I am going to try running those three servers as is again, with all of the OpenStack stuff commented out in the worker types. See if it helps. (these appliances are using a VMWare simulator, so that shouldn't have an effect).
though, descendant loader might botch that... might have to comment things out in the Gemfile as well.... we'll see
Chris Arcand
@chrisarcand
Jan 09 2018 16:34
You guys should try Pampers Swaddlers, I've found them to be really good. No leaks.
Nick LaMuro
@NickLaMuro
Jan 09 2018 16:34
(-‸ლ)
Chris Arcand
@chrisarcand
Jan 09 2018 16:35
You're welcome @jrafanie
Joe Rafaniello
@jrafanie
Jan 09 2018 16:36
@chrisarcand I bet it lets you capture dumps really easily too
Nick LaMuro
@NickLaMuro
Jan 09 2018 16:37
lol
Chris Arcand
@chrisarcand
Jan 09 2018 16:43
zing!
Nick LaMuro
@NickLaMuro
Jan 09 2018 17:18

@jrafanie progress!

Was running the following for a while in a vagrant VM, and recently it started leaking like a sieve:

https://github.com/NickLaMuro/miq_tools/blob/master/miq_server_leak_discovery/09_sync_workers_loop_test.rb

Joe Rafaniello
@jrafanie
Jan 09 2018 17:18
cool
I'm tracing allocations in my test setup and looking at the dumps periodically
Nick LaMuro
@NickLaMuro
Jan 09 2018 17:19
I assume this is just the ObjectSpace ones, right?
Joe Rafaniello
@jrafanie
Jan 09 2018 17:23
yes
Nick LaMuro
@NickLaMuro
Jan 09 2018 17:23

...and recently it started leaking like a sieve

Of note, I was also running a similar test that was only constantizing all of the worker types. That has been running longer, and didn't start leaking

Joe Rafaniello
@jrafanie
Jan 09 2018 17:24
+gem 'rbtrace' to gemfile
diff --git a/app/models/miq_worker.rb b/app/models/miq_worker.rb
index be23a3b..19453eb 100644
--- a/app/models/miq_worker.rb
+++ b/app/models/miq_worker.rb
@@ -358,6 +358,9 @@ class MiqWorker < ApplicationRecord
       exit!
     end

+   require 'objspace'
+   ObjectSpace.trace_object_allocations_start
+
     Process.detach(pid)
     pid
   end
diff --git a/config/initializers/active_metrics.rb b/config/initializers/active_metrics.rb
index 14aa45d..a009cdd 100644
--- a/config/initializers/active_metrics.rb
+++ b/config/initializers/active_metrics.rb
@@ -1,2 +1,3 @@
+require 'rbtrace'
 # Note: The legacy Postgresql adapter ignores everything except the adapter name here, just stealing the current ActiveRecord connection.
 ActiveMetrics::Base.establish_connection(:adapter => "miq_postgres", :database => "manageiq_metrics")
then a periodic: rbtrace -p 1684 -e 'Thread.new{GC.start;require "objspace";io=File.open("/var/www/miq_tmp/ruby-heap_server7.dump", "w"); ObjectSpace.dump_all(output: io); io.close}'
Nick LaMuro
@NickLaMuro
Jan 09 2018 17:24
@jrafanie if this is a c-extension issue, then this might be something that you don't see in the ruby heap.
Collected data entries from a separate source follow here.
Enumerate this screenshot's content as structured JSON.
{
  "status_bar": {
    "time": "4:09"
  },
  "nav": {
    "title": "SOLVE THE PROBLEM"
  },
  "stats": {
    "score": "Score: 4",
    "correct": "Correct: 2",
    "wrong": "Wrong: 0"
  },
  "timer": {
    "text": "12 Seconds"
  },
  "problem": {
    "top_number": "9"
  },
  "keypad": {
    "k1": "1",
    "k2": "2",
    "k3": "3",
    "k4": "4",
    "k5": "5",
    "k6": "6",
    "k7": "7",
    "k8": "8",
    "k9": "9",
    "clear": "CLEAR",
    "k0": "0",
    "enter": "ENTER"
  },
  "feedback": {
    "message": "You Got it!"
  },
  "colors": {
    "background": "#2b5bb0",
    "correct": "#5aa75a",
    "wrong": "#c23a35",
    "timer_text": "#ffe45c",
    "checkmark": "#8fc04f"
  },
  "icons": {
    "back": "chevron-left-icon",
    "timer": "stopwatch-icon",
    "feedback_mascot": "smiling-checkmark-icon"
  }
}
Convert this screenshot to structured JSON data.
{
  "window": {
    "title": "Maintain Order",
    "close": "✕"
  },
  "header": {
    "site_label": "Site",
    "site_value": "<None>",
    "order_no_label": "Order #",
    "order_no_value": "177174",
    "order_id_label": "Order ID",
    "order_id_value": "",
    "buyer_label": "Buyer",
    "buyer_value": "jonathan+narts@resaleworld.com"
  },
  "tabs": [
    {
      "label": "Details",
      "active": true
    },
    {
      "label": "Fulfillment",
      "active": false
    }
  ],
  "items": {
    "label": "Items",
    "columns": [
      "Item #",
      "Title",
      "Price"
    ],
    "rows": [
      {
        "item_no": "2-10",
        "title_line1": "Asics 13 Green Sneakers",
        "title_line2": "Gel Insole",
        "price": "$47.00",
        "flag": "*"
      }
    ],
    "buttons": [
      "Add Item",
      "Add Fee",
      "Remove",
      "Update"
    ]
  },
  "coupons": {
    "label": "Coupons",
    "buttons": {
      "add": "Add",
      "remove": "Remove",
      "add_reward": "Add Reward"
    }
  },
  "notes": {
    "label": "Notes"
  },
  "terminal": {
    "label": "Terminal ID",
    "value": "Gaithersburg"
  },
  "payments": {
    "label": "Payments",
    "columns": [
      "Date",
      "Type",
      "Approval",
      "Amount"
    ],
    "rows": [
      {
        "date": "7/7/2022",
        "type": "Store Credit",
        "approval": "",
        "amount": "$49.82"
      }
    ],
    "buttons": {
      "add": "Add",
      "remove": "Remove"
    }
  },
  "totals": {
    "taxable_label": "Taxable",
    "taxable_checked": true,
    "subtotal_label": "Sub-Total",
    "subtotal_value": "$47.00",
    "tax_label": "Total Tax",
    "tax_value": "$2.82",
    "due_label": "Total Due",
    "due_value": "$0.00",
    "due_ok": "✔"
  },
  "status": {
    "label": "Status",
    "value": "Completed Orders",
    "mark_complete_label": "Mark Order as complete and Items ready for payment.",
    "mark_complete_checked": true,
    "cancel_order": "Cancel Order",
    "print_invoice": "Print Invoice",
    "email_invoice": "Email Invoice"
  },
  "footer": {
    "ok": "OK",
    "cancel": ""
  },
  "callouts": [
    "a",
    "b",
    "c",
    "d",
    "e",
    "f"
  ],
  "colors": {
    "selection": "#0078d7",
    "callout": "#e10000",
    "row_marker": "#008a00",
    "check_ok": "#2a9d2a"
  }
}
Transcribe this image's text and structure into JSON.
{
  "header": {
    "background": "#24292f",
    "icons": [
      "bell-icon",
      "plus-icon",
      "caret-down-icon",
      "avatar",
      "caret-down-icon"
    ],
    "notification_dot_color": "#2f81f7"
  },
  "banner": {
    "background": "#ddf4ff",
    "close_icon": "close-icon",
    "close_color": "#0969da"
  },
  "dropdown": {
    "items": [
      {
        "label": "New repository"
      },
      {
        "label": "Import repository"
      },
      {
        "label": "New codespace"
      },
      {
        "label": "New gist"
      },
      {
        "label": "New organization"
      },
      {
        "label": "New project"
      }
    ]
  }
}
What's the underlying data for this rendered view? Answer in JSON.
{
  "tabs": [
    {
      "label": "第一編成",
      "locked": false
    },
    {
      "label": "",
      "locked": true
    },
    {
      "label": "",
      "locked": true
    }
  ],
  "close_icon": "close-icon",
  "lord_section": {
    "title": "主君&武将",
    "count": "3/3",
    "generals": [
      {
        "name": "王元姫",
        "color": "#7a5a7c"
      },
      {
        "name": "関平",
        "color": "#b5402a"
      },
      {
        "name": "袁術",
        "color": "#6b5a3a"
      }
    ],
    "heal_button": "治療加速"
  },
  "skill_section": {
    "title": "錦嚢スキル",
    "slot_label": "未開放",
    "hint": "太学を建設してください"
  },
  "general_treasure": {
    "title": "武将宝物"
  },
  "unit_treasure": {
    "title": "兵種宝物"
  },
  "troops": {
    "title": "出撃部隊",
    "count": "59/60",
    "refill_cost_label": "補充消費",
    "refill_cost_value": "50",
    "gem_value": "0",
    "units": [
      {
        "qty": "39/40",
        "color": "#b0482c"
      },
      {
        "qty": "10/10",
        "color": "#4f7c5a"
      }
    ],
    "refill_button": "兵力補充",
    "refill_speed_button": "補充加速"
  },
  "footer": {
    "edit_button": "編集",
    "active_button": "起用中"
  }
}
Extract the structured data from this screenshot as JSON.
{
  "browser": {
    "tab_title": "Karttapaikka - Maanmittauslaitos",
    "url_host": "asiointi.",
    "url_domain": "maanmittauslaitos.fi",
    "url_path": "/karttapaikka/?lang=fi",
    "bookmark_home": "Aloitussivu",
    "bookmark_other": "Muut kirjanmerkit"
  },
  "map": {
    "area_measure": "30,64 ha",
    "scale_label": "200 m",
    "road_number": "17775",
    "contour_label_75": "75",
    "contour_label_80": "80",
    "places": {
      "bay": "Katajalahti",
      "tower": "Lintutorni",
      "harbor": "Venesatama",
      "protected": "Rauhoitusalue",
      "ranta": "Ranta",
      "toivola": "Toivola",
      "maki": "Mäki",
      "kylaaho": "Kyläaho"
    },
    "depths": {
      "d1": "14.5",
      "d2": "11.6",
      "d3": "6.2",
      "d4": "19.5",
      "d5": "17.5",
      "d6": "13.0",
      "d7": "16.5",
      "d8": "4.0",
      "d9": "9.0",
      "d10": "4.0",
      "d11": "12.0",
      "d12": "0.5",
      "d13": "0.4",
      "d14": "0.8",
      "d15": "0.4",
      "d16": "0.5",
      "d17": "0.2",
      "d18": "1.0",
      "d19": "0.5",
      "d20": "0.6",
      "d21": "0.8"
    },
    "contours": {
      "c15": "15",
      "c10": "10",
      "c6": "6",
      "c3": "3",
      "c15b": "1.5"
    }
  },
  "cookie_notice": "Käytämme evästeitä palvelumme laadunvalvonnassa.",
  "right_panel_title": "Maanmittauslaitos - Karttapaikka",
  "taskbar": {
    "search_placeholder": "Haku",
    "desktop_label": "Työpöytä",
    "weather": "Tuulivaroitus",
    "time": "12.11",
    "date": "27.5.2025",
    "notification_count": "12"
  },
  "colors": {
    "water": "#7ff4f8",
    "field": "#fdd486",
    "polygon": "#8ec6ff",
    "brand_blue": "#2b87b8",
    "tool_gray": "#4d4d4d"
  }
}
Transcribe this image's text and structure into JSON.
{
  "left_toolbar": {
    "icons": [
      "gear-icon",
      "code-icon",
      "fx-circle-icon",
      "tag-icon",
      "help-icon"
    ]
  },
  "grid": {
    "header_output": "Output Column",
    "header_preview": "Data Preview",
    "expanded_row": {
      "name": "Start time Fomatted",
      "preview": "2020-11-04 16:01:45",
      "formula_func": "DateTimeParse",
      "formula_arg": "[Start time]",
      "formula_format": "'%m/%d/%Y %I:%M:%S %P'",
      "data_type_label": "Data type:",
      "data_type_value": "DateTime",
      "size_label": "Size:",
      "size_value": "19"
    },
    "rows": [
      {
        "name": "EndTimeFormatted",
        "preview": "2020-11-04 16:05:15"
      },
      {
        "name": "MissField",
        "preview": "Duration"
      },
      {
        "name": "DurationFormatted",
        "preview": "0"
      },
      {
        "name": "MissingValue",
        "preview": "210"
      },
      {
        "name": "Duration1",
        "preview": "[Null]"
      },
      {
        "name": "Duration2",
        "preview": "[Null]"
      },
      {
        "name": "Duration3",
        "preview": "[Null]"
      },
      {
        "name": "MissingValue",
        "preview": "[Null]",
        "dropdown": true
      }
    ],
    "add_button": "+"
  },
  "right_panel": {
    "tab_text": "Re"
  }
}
Just and FYI.
Previously, when I was logging the more verbose info in the MIQ server process, the ruby object allocations were staying relatively constant, while the RSS continued to climb
Joe Rafaniello
@jrafanie
Jan 09 2018 17:26
yeah, I'm just hoping I can see "other" allocations in the same generation that might lead to something of value
Keenan Brock
@kbrock
Jan 09 2018 18:21
@NickLaMuro thanks for pointers - found out I needed to get the latest code
Nick LaMuro
@NickLaMuro
Jan 09 2018 18:23
oh yeah, sorry... I think I just pushed that up yesterday
NickLaMuro @NickLaMuro was able to figure out what @kbrock was referring to by scrolling up... surprisingly
Nick LaMuro
@NickLaMuro
Jan 09 2018 19:36
anyway, I finally figured out a way to set up my tests where they are running without the Openstack provider code loaded at all
err... well, I hope (it is commented out from the Gemfile, and caused other issues when doing that, so I think we are okay... assuming DescendantLoader is not doing anything I don't expect...)
anyway, will check in with it later to see if it is still leaking. If none of them are, then we might be closer to our smoking gun, but I am cautiously optimistic at the moment.
Dennis Metzger
@dmetzger57
Jan 09 2018 19:43
I read that as "caustically optimistic" ......
Keenan Brock
@kbrock
Jan 09 2018 19:56
Linux question: I've noticed that ps shows a process as MIQ: ... vs top shows it as ruby.
Dennis Metzger
@dmetzger57
Jan 09 2018 20:05
I believe we use setproctitle (or equivalent magic) to change to the name, which ps picks up / shows while top is showing the original process name (ruby).
Nick LaMuro
@NickLaMuro
Jan 09 2018 20:05
Also, just depends on the installation of the appliance and the defaults for top. Sometimes it is shown as ruby, and sometimes it is shown as the setproctitle
hence why I needed things like --no-ppid in the top processor... because it just depended on what was configured and set on the system
Keenan Brock
@kbrock
Jan 09 2018 20:40
And the answer is:
Inside of top, type the letter c and you will see the proctitle values
or run top -c
Nick LaMuro
@NickLaMuro
Jan 09 2018 21:10
M (shift m) to sort by mem as well
Keenan Brock
@kbrock
Jan 09 2018 21:14
nice --> top -c -o %MEM if you want command line to do it all for you
wish top -b -d 60 in our miq_top used the -c
Nick LaMuro
@NickLaMuro
Jan 09 2018 21:14
again, I think that in some systems, it is default, while others it is not
might be something that was made a default in newer versions of linux, because I have seen full commands in the top_output.log
and other places where it is not full commands
Keenan Brock
@kbrock
Jan 09 2018 21:16
aah
Nick LaMuro
@NickLaMuro
Jan 09 2018 21:17
("proctitles", whatever)
Keenan Brock
@kbrock
Jan 09 2018 21:17
in fine-4 cfme it is the short form
NickLaMuro @NickLaMuro relocating now, so AFK